Area I, as defined in Sec.  648.81(a), at any point in the trip; and
* * * * *
    (7) Fishing in Closed Area I. (i) No vessel issued an All Areas 
Limited Access Herring Permit and/or an Areas 2 and 3 Limited Access 
Herring Permit may fish in, or possess or land fish from, Closed Area I 
with pelagic midwater trawl gear unless it has declared its intent to 
fish in Closed Area I as required by paragraph (d)(5) of this section, 
and is carrying a NMFS-approved observer.
    (ii) No vessel issued an All Areas Limited Access Herring Permit 
and/or an Areas 2 and 3 Limited Access Herring Permit when fishing any 
part of a midwater trawl tow in Closed Area I may release fish from the 
codend of the net, transfer fish to another vessel that is not carrying 
a NMFS-approved observer (e.g., an Atlantic herring at-sea processing 
vessel or an Atlantic herring carrier vessel), or otherwise discard 
fish at sea, unless the fish has first been brought aboard the vessel 
and made available for sampling and inspection by the observer, except 
in the following circumstances:
    (A) The vessel operator has determined, and the preponderance of 
available evidence indicates that, there is a compelling safety reason; 
or
    (B) A mechanical failure precludes bringing the fish aboard the 
vessel for inspection; or,
    (C) After pumping of fish onto the vessel has begun, the vessel 
operator determines that pumping becomes impossible as a result of 
spiny dogfish clogging the pump intake. The vessel operator shall take 
reasonable measures (such as strapping and splitting the net) to remove 
all fish which can be pumped from the net prior to release; or
    (D) When there are small amounts of fish that cannot be pumped and 
remain in the net at the completion of pumping operations.

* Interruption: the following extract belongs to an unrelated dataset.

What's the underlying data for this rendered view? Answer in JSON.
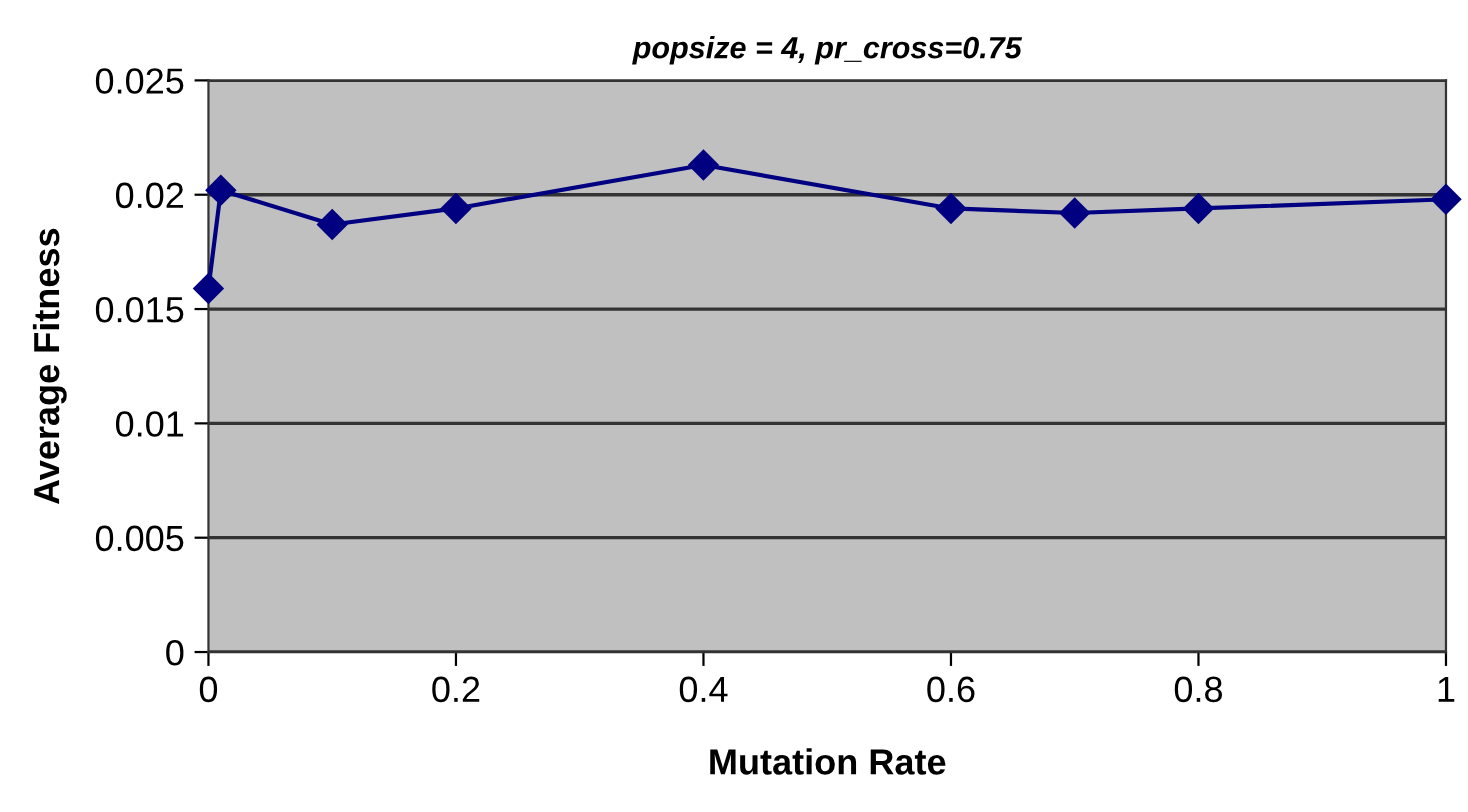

    (iii) If fish are released prior to being brought aboard the vessel 
due to any of the exceptions in paragraphs (d)(7)(ii)(A) through (C) of 
this section, the vessel operator must:
    (A) Exit Closed Area I. Once the vessel has exited CA I, it may 
continue to fish, but may not fish inside Closed Area I for the 
remainder of that trip.
    (B) Complete and sign a Closed Area I Midwater Trawl Released 
Codend Affidavit detailing the vessel name and permit number; the VTR 
serial number; where, when, and for what reason the catch was released; 
the total weight of fish caught on that tow; and the weight of fish 
released (if less than the full tow). A completed affidavit must be 
submitted to NMFS within 48 hr of the end of the trip.